DNS Tunneling can be useful for getting out of a very restrictive corporate firewall (since almost nobody blocks DNS).
DNS Tunneling works by encoding IP protocol inside of DNS packets. Iodine is a cross-platform implementation of DNS Tunneling. This mini-guide will walk through the process of setting up a DNS Tunnel with Iodine.
Prerequisite: You will need a server with public IP and domain name
Setup DNS Tunnel
Setup DNS Records
Add 2 DNS records to your domain's DNS system:
* `A record`: tunnelhost -> your ip (maps tunnelhost.yourdomain.com to your server's ip) * `NS record`: tunnel -> tunnelhost.yourdomain.com
So now for me:
* `tunnelhost.calebmadrigal.com` now points to `184.108.40.206` * `tunnel.calebmadrigal.com` now points to `tunnelhost.calebmadrigal.com` - **This is the URL I'll use for tunneling**
When you think you've set your DNS system correctly, you can check it with Iodine's test page: http://code.kryo.se/iodine/check-it/
Install Iodine on your server
My server runs Ubuntu, so to install Iodine on linux, I ran:
sudo apt-get install iodine
Install Iodine on your client
My client is a Mac, so to install Iodine on Mac, I ran:
brew install Caskroom/cask/tuntap brew install iodine
However, I was unable to get the iodine client on my mac working with the iodine server running on Ubuntu. So I finally decided to just compile iodine on both my server and on my Ubuntu VM. Supposedly, iodine works best with the client and server are the exact same version. So...
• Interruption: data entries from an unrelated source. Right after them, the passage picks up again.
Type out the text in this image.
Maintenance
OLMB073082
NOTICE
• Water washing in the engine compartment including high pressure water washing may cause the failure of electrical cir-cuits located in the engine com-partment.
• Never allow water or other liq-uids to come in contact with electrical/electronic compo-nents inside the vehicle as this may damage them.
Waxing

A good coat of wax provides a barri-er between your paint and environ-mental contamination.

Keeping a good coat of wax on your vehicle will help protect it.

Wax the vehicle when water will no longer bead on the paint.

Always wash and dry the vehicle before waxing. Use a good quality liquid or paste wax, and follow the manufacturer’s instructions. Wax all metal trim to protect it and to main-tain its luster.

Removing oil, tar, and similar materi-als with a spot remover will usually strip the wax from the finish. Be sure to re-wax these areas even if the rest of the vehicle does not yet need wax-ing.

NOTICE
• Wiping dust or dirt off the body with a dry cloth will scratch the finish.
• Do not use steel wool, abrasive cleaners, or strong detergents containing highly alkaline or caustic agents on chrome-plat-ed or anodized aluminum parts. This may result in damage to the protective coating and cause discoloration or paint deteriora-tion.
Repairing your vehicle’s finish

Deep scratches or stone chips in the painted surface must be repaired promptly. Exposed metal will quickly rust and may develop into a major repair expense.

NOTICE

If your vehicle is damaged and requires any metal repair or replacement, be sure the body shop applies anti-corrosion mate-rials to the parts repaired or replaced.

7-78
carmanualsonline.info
Here is how to compile iodine on Ubuntu:
sudo apt-get install zlib1g-dev git clone https://github.com/yarrick/iodine cd iodine make
Run Iodine server
sudo ./iodined -c -f 10.0.0.1 -P secretpassword tunnel.calebmadrigal.com
Run Iodine client
sudo ./iodine -I 50 -f -P secretpassword tunnel.calebmadrigal.com
Test DNS Tunnel setup
To make sure the DNS tunnel is setup correctly, you can:
ifconfig (on your client) and make sure there is a
tun0 entry like this:
(py)iseeyou:~ caleb$ ifconfig tun0: flags=8851<UP,POINTOPOINT,RUNNING,SIMPLEX,MULTICAST> mtu 1130 inet 10.0.0.2 --> 10.0.0.2 netmask 0xffffffe0 open (pid 53156)
Ping your server via the subnet IP (through the DNS tunnel):
(py)iseeyou:~ caleb$ ping 10.0.0.1 PING 10.0.0.1 (10.0.0.1): 56 data bytes 64 bytes from 10.0.0.1: icmp_seq=0 ttl=64 time=43.861 ms 64 bytes from 10.0.0.1: icmp_seq=1 ttl=64 time=44.518 ms
You can also test that you can SSH into your server via the subnet IP, via the DNS tunnel (note that I would typically login by
(py)iseeyou:~ caleb$ ssh email@example.com Last login: Sat Oct 17 22:46:23 2015 from cpe-24-167-237-173.wi.res.rr.com caleb@calebmadrigal-com:~$
So at this point, you have a fully-functional DNS Tunnel up and running!
Setup SSH Tunnel inside of DNS Tunnel
Next, we are going to setup an SSH tunnel INSIDE of the DNS Tunnel. This will both setup a SOCKS proxy that will allow you to direct your network traffic through, and will secure your network traffic (at least between you and your server). For more information on SSH Tunneling and how it works, check out this article.
Run (something like) this on your client to setup an SSH Tunnel:
ssh -D 5000 -N firstname.lastname@example.org
Direct network traffic through tunnel
The simplest test is to use
curl to download something through your SOCKS proxy like this:
curl --socks5-hostname 127.0.0.1:5000 http://httpbin.org/ip
You can verify that the IP it is returning is the IP of your ssh server.
Alternatively, you can set the proxy for your whole computer like this...
To do this on OSX, go into
Network, and then:
Proof that it's working
When you browse the internet through the tunnel, websites will see your IP address as being your server (your "exit node"), so to test that things are working right, check your with and without the tunneling on:
Also, if you do a Wireshark capture while browsing the web, you should see a bunch of DNS packets (since all your traffic is tunneling through DNS):
Now, go enjoy your private and unimpeded internet access right through that corporate or airport firewall!